Finalement, pour les petits déjeuners dont nous sommes responsables pour six personnes ce week-end à la Manouane, nous allons préparer le premier matin des crêpes, et le deuxième matin du pain doré (selon une recette qui m’a été envoyée par une amie lectrice !).  Nous devons aller faire les courses dans moins d’une demi-heure pour réunir tous les ingrédients, donc je n’ai pas grand temps today pour mon activité bloguéenne. Denauzier voulait que l’on apporte, en accompagnement, les pêches et les poires que j’ai achetées plus tôt cette semaine. En pensant à quel point les fruits allaient se faire bardasser pendant une heure sur la route de gravelle, j’ai préféré les mettre à cuire –c’est ma marotte pour ceux qui s’en souviennent. Pêches et poires –avec leur peau parce que j’étais pressée, mais néanmoins rincées et frottées– sont donc en train de fondre en ce moment dans une casserole. Pour agrémenter l’affaire et pour que les fruits ne collent pas, j’ai versé un filet de cognac et je pense ajouter un peu de thym et des raisins de Corinthe.

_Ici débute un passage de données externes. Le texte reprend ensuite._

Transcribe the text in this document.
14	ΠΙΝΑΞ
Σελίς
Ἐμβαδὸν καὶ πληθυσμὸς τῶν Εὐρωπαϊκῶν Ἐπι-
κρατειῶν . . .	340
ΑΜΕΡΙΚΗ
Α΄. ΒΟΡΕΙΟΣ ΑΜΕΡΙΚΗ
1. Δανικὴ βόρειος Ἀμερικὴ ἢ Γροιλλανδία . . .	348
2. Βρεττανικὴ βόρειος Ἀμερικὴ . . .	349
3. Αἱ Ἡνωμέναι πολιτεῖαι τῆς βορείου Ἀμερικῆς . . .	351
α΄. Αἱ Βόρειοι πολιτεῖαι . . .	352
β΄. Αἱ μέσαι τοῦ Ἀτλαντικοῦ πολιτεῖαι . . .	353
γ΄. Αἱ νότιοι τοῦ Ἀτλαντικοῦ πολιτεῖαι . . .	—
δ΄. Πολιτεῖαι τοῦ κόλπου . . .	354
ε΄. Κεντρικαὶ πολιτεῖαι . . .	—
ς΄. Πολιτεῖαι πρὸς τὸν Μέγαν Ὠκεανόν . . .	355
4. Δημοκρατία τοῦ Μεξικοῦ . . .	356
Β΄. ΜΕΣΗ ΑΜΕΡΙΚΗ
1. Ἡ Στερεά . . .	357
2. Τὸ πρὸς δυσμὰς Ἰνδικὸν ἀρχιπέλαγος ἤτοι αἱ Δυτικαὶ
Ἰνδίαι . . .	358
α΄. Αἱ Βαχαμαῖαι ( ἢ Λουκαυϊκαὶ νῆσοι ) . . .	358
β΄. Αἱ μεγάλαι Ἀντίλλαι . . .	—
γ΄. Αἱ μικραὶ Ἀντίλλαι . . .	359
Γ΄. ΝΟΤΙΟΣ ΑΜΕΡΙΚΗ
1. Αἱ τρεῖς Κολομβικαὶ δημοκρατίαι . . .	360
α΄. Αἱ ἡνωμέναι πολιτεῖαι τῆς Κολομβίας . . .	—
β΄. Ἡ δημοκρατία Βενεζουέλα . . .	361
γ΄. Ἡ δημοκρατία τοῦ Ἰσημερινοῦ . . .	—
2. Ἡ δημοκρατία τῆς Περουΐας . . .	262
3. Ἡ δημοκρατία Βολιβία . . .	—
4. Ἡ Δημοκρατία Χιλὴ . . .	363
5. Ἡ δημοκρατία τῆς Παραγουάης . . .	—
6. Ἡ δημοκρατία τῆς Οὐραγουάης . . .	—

Pour demeurer dans le domaine alimentaire, pour mettre des légumes verts dans nos assiettes, et pour manger les courgettes avant qu’elles ne se ratatinent, et aussi, j’oubliais, pour manger trois crêpes qu’il nous restait qui étaient près de sécher même si elles étaient au réfrigérateur, pour l’ensemble de ces raisons, donc, hier midi j’ai préparé des crêpes aux courgettes. Je les ai garnies d’une béchamel au fromage et, tant qu’à faire, arrosées d’un peu de cognac que j’ai voulu faire flamber mais ça n’a pas marché. Je me suis inspirée du club sandwich, alors j’ai étalé une crêpe, une rangée de courgettes préalablement sautées à la poêle, une crêpe, une rangée, une dernière crêpe, une dernière rangée. J’ai nappé le club crêpes de la béchamel au fromage parfumée de cognac non flambé. C’était exquis. Nous avons mangé dehors, sur la terrasse, sur un mobilier qui aura besoin d’être revisité l’an prochain, dans la mesure où nous avons déposé l’assiette sur une table basse et mangé le dos courbé pour nous rendre jusqu’à l’assiette. La chienne se promenait sous nos torses inclinés à la recherche de la moindre goutte, de la moindre miette. Nous n’avions qu’une assiette, compte tenu de la surface restreinte de la table, mais quand même chacun nos fourchettes.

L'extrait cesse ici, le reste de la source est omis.